Eine Dokumentation der durchgeführten
Elektroprüfungen (z. B. Mess- oder Prüfprotokolle) wird dem Auftraggeber nicht automatisch übergeben.
Die Übergabe solcher Dokumentationen erfolgt nur, wenn dies vor Ausführung der Arbeiten ausdrücklich schriftlich vereinbart und gesondert vergütet
wurde.
Ein Anspruch auf nachträgliche Erstellung oder Herausgabe von Prüf- oder Messprotokollen besteht ohne entsprechende Vereinbarung nicht.
Nach Fertigstellung der Leistungen ist der Auftraggeber zur Abnahme verpflichtet.
Die Abnahme gilt als erfolgt, wenn:
die Leistung in Gebrauch genommen wird, oder
innerhalb von 7 Tagen nach Fertigstellung keine wesentlichen Mängel angezeigt werden, oder
sämtliche vertraglich geschuldeten Forderungen des Auftragnehmers vollständig beglichen wurden.
Mit der Abnahme geht die Gefahr auf den Auftraggeber über.
Es gelten die gesetzlichen
Gewährleistungsrechte.
Der Auftragnehmer ist berechtigt, zunächst eine Nacherfüllung vorzunehmen.
Der Auftragnehmer haftet unbeschränkt bei Vorsatz und
grober Fahrlässigkeit.
Bei einfacher Fahrlässigkeit haftet er nur bei Verletzung wesentlicher Vertragspflichten und beschränkt auf den vorhersehbaren Schaden.
Die Haftung für Schäden aus der Verletzung von Leben, Körper oder Gesundheit bleibt unberührt.
Bei Streitigkeiten, Meinungsverschiedenheiten oder behaupteten Mängeln ist der Auftraggeber nicht berechtigt, ohne vorherige schriftliche Zustimmung des Auftragnehmers einen fremden Elektrofachbetrieb oder sonstige Dritte mit Arbeiten an den vom Auftragnehmer erbrachten Leistungen zu beauftragen.
Erfolgen dennoch Eingriffe durch Dritte, entfällt jegliche Haftung des Auftragnehmers für die bis dahin erbrachten Leistungen, einschließlich Gewährleistungs- und Schadensersatzansprüchen.

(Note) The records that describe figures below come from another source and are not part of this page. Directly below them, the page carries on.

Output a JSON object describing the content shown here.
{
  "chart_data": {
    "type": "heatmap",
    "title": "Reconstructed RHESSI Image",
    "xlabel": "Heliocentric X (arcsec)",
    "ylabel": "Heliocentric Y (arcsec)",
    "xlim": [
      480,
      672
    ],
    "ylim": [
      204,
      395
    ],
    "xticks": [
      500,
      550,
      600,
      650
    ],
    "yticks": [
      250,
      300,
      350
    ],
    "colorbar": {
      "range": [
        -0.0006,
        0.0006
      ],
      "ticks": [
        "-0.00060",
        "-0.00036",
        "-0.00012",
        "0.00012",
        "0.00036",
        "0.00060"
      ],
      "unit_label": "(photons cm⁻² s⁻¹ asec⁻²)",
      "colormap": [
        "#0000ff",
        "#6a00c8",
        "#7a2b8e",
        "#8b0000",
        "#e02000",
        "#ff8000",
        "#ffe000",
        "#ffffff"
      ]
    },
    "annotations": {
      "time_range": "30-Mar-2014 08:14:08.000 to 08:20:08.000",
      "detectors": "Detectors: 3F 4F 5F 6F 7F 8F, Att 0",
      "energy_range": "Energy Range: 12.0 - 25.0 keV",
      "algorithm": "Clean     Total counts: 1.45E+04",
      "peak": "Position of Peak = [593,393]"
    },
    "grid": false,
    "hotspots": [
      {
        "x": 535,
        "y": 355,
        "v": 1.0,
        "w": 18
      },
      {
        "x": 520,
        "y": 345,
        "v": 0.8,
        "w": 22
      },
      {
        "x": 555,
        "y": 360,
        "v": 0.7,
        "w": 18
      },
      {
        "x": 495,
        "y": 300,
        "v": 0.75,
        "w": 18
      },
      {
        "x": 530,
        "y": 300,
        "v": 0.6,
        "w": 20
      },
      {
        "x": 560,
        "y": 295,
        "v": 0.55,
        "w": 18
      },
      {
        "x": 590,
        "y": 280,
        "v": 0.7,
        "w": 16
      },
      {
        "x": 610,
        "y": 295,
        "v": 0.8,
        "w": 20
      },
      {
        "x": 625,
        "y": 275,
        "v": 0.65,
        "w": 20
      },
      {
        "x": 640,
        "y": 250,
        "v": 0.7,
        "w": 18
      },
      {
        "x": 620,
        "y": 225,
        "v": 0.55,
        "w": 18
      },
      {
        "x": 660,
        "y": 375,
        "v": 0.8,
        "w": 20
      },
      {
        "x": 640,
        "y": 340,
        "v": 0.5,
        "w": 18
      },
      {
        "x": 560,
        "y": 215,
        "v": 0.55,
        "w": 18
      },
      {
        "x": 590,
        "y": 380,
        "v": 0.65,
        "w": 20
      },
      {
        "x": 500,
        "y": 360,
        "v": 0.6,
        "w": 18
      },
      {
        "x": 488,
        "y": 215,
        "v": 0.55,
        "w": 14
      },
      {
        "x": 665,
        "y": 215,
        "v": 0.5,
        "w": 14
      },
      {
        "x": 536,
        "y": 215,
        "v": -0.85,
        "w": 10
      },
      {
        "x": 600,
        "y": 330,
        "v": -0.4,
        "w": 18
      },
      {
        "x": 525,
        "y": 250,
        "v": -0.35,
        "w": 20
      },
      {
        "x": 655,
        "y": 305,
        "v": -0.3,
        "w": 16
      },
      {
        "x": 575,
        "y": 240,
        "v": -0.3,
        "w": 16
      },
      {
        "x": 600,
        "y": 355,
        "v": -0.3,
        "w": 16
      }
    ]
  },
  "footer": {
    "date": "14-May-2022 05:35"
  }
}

Die Kosten für die Beauftragung solcher Dritter trägt
ausschließlich der Auftraggeber.
Eine Übernahme oder Erstattung dieser Kosten durch den Auftragnehmer ist ausgeschlossen.
Entstehen dem Auftragnehmer durch unberechtigte Fremdeingriffe Schäden oder Mehraufwendungen, ist der Auftragnehmer berechtigt, Schadensersatzansprüche gegenüber dem Auftraggeber geltend zu machen.
Gelieferte Materialien bleiben bis zur vollständigen Bezahlung Eigentum des Auftragnehmers.
Die Verarbeitung personenbezogener Daten erfolgt
ausschließlich im Rahmen der geltenden Datenschutzgesetze.
Weitere Informationen ergeben sich aus der Datenschutzerklärung des Auftragnehmers.
Es gilt das Recht der Bundesrepublik
Deutschland.
Sollte eine Bestimmung dieser AGB unwirksam sein, bleibt die Wirksamkeit der übrigen Bestimmungen unberührt.
Gerichtsstand ist – soweit gesetzlich zulässig – der Sitz des Auftragnehmers.
1. Stornierung durch den Auftraggeber
Vor Beginn der Arbeiten:
Storniert der Auftraggeber den Auftrag vor Beginn der Arbeiten, wird eine Entschädigung in Höhe der Angebotskosten fällig.
Sofern bereits Arbeitsaufwand oder Materialbeschaffung angefallen ist, behält sich der Auftragnehmer vor, zusätzlich entstandene Kosten für Arbeitsausfall oder
Material in Rechnung zu stellen.
Nach Beginn der Arbeiten / während der
Leistungserbringung:
Storniert der Auftraggeber den Auftrag nach Beginn der Arbeiten, erfolgt die Abrechnung auf Basis des bereits erbrachten Leistungsstands sowie der bereits
beschafften Materialien.
Darüber hinaus können Kosten für entgangene Arbeitsaufträge oder Arbeitsausfall berechnet werden, auch ohne
Nachweis.
Die Abrechnung erfolgt sofort nach Stornierung und ist ohne Abzug fällig.
2. Rücktritt durch den Auftragnehmer
Der Auftragnehmer ist berechtigt, jederzeit
vom Vertrag zurückzutreten, wenn ein wichtiger Grund vorliegt.
Ein wichtiger Grund liegt insbesondere vor, wenn:
die Sicherheit oder Gesundheit der Mitarbeiter gefährdet ist,
der Auftraggeber seinen Mitwirkungspflichten nicht nachkommt,
unvorhersehbare Umstände die Durchführung des Auftrags erheblich erschweren oder unmöglich machen.
Im Falle des Rücktritts durch den Auftragnehmer werden bereits geleistete Zahlungen für noch nicht erbrachte Leistungen erstattet, weitere Ansprüche des Auftraggebers bestehen nicht.